Шрифт:
Он способен к каким-то своим личным переживаниям и размышлениям. Наверное… По крайней мере, я так думаю. А огульное дубасенье — это ведь тоже не просто так. Это защита перед страшным окружающим миром, по правилам которого приходится поступать и ему. Именно поступать, иначе съедят… Он бьет, он же и страдает.
Почему-то возникла ассоциация с Генкой. Этот парень учился со мной в одном классе. Его посадили за драку. Почему он избил кого-то? В той драке он «сражался» один с четырьмя… Вроде бы Генка был тонко чувствующим, умным, немного сентиментальным… И что, или скорее, кто отправил его «туда»? Кто эти люди, которые его судили? Те же самые дубиночники. Только они бьют не так, как он четверых сразу, а они вчетвером накинулись на него одного.

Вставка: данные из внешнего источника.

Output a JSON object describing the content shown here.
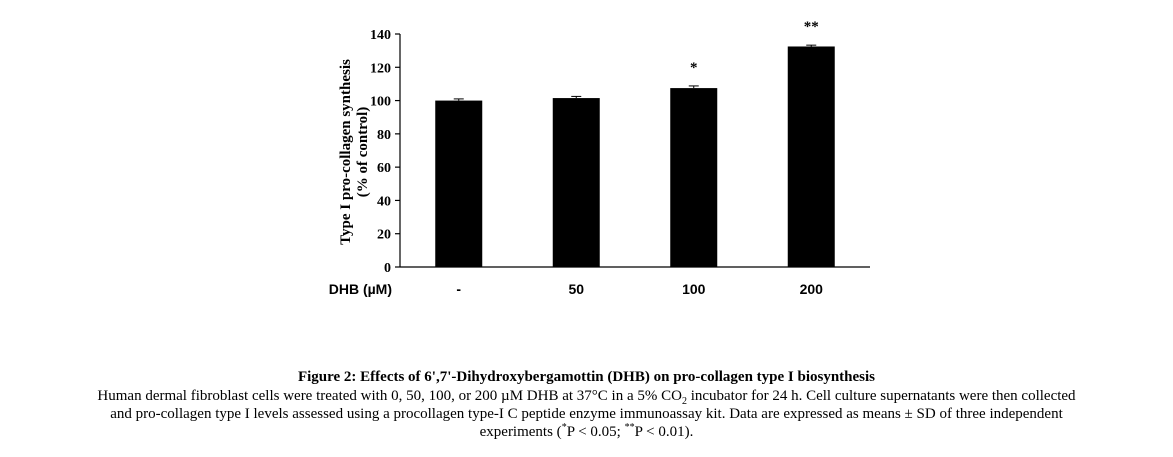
{
  "chart_data": {
    "type": "bar",
    "categories": [
      "-",
      "50",
      "100",
      "200"
    ],
    "values": [
      100,
      101.5,
      107.5,
      132.5
    ],
    "errors": [
      1,
      1,
      1.3,
      0.8
    ],
    "significance": [
      "",
      "",
      "*",
      "**"
    ],
    "category_axis_label": "DHB (µM)",
    "ylabel_line1": "Type I pro-collagen synthesis",
    "ylabel_line2": "(% of control)",
    "ylim": [
      0,
      140
    ],
    "yticks": [
      "0",
      "20",
      "40",
      "60",
      "80",
      "100",
      "120",
      "140"
    ],
    "bar_color": "#000000",
    "grid": false
  },
  "caption": {
    "title": "Figure 2: Effects of 6',7'-Dihydroxybergamottin (DHB) on pro-collagen type I biosynthesis",
    "line1_a": "Human dermal fibroblast cells were treated with 0, 50, 100, or 200 µM DHB at 37°C in a 5% CO",
    "line1_sub": "2",
    "line1_b": " incubator for 24 h. Cell culture supernatants were then collected",
    "line2": "and pro-collagen type I levels assessed using a procollagen type-I C peptide enzyme immunoassay kit. Data are expressed as means ± SD of three independent",
    "line3_a": "experiments (",
    "line3_sup1": "*",
    "line3_b": "P < 0.05; ",
    "line3_sup2": "**",
    "line3_c": "P < 0.01)."
  }
}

Может быть, их и побольше в лице существующих властей. Как представишь эту махину государственной машины, наезжающую на живое тело, как подступает тошнота…

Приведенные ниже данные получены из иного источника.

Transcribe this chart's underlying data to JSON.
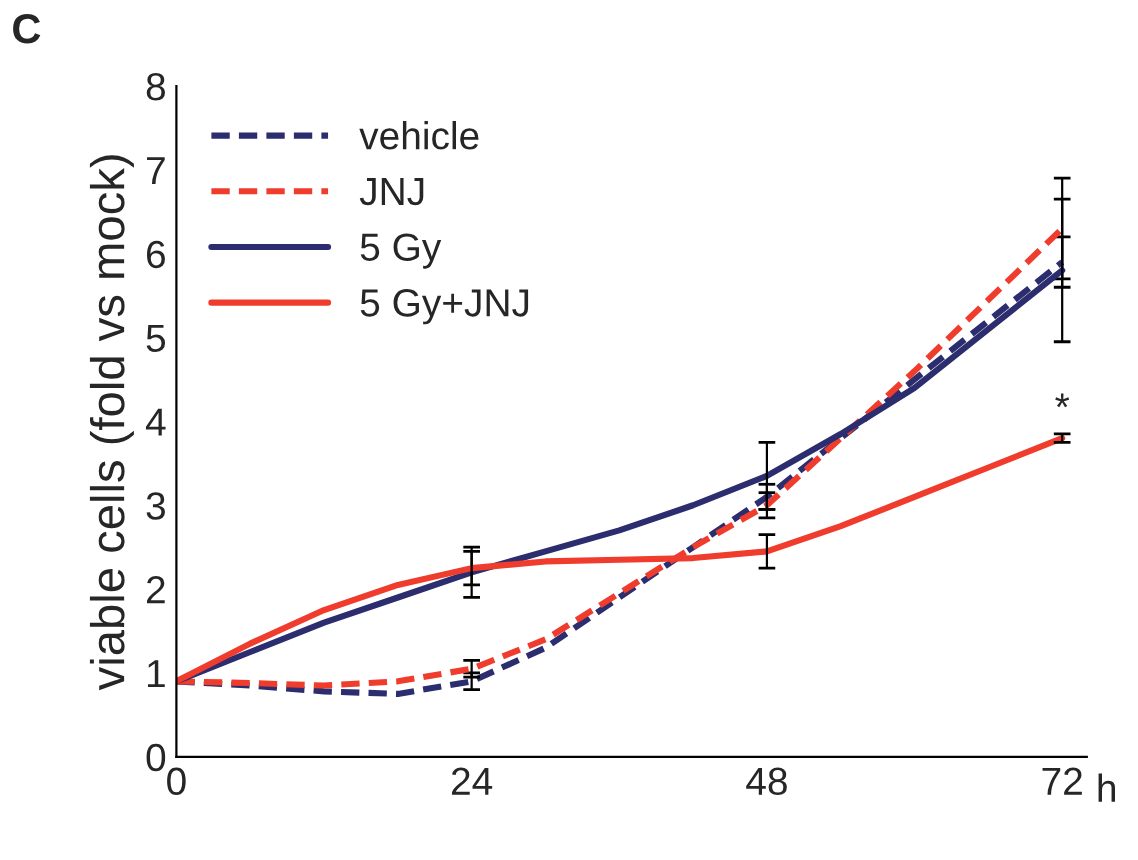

Она создает бедность, чтобы люди воровали и насаждают злость, чтобы люди убивали друг друга. Она отняла веру, чтобы люди стали безнравственными и уничтожила истину, чтобы люди читали только «Правду»… Она жадно выискивает «Петрушек», нащупывая их своими жирными, холеными пальцами и загребая их в человекорубку.
Мой Петрушка рыжий и кудрявый. Надо сделать текст, который будет иллюстрировать кукол за ширмой. Петрушку рассказчик держит в руке перед ширмой. Второй Петрушка- я. Бутафорская шарманка, в ней- магнитофон. Я кручу ручку шарманки.
Идея с переодеванием… Актеры одеты, куклы.»
В кроватке завозился сын. Эля включила лампу и подошла к нему. Тот сбросил с себя одеяльце, раскинул ножки. Она склонилась к нему. Еe волосы защекотали ему нос и он зачмокал губами.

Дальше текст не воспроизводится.